Lucas Leite Marques é sócio do escritório Kincaid Mendes Vianna Advogados com especialização em Direito Marítimo, Portuário e Internacional. Graduado em Direito pela PUC/Rio). Pós-graduado em Direito Processual Civil pela UCAM/IAVM, LL.M em Transnational Commercial Practice pela Lazarski University (CILS). Professor de Direito Marítimo da FGV/RJ e de cursos junto à Maritime Law Academy, Instituto Navigare, PUC/RJ, entre outros. Diretor da vice-presidência de Direito Marítimo e Portuário do Centro Brasileiro de Mediação e Arbitragem - CBMA.

Luis Cláudio Furtado Faria sócio da área contenciosa do escritório Pinheiro Neto Advogados. Formado em Direito pela UERJ.Mestre em Direito Civil pela UERJ e possui LLM em International Commercial and Corporate Law pelo Queen Mary College, da Universidade de Londres. Fez estágio na Corte Internacional de Arbitragem da Câmara de Comércio Internacional – CCI em Paris. Atuou como advogado estrangeiro nos escritórios Herbert Smith e Reed Smith, ambos em Londres, entre 2011 e 2012.

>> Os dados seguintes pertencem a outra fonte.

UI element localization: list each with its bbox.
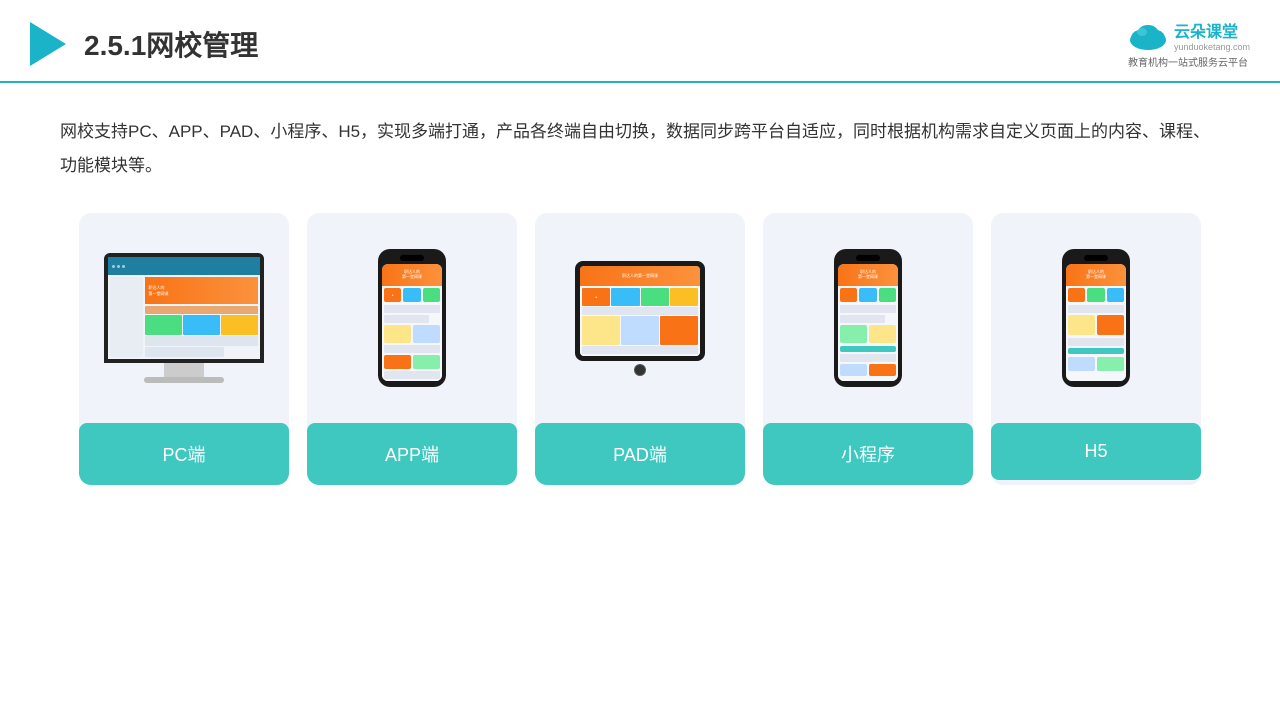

Marcelo Sammarco é mestre em Direitos Difusos e Coletivos pela Universidade Metropolitana de Santos. Graduado em Direito pela Universidade Metropolitana de Santos. Advogado com atuação no Direito Marítimo, Aéreo, Portuário e Regulatório. Professor convidado do curso de pós-graduação em Direito Marítimo e Portuário da UNISANTOS. Professor convidado do curso de pós-graduação em Direito Marítimo da Maritime Law Academy. Vice-presidente da ABDM - Associação Brasileira de Direito Marítimo. Presidente da Comissão de Marketing do CBAM – Centro Brasileiro de Arbitragem Marítima. Árbitro do CBAM – Centro Brasileiro de Arbitragem Marítima. Sócio do escritório Sammarco Advogados.

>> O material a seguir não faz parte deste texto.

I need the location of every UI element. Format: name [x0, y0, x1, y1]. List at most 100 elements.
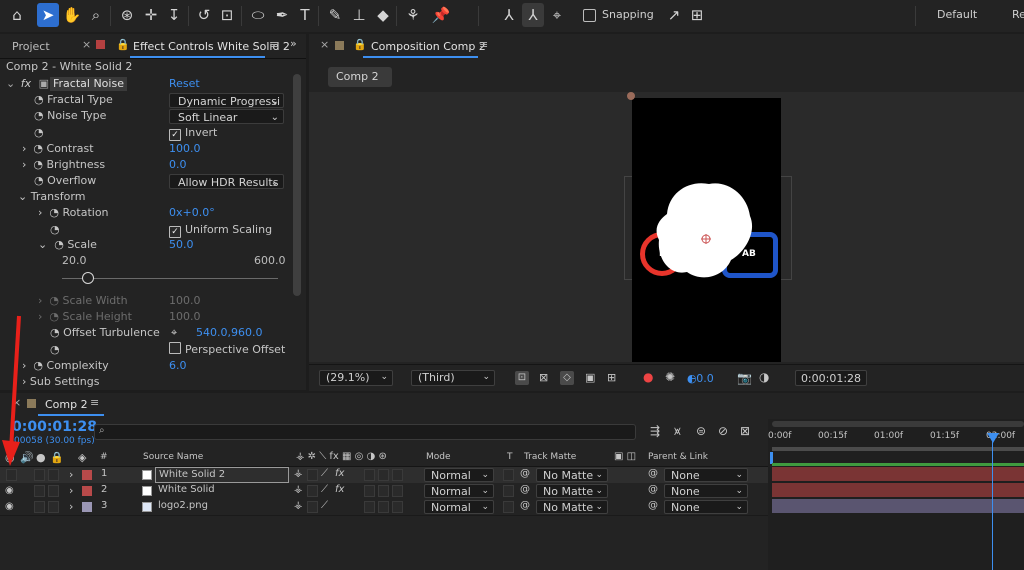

Sérgio Ferrari é professor Adjunto de Direito Constitucional da UERJ. Professor convidado do FGV Law Program. Pesquisador Visitante do Instituto do Federalismo da Universidade de Freiburg, Suíça, de 2013 a 2014. Professor convidado da Escola da Magistratura do Estado do Rio de Janeiro (EMERJ) de 2011 a 2013. Doutor e mestre em Direito Público pela UERJ. Bacharel em Direito pela UFRJ. Sócio do escritório Terra Tavares Ferrari Elias Rosa Advogados.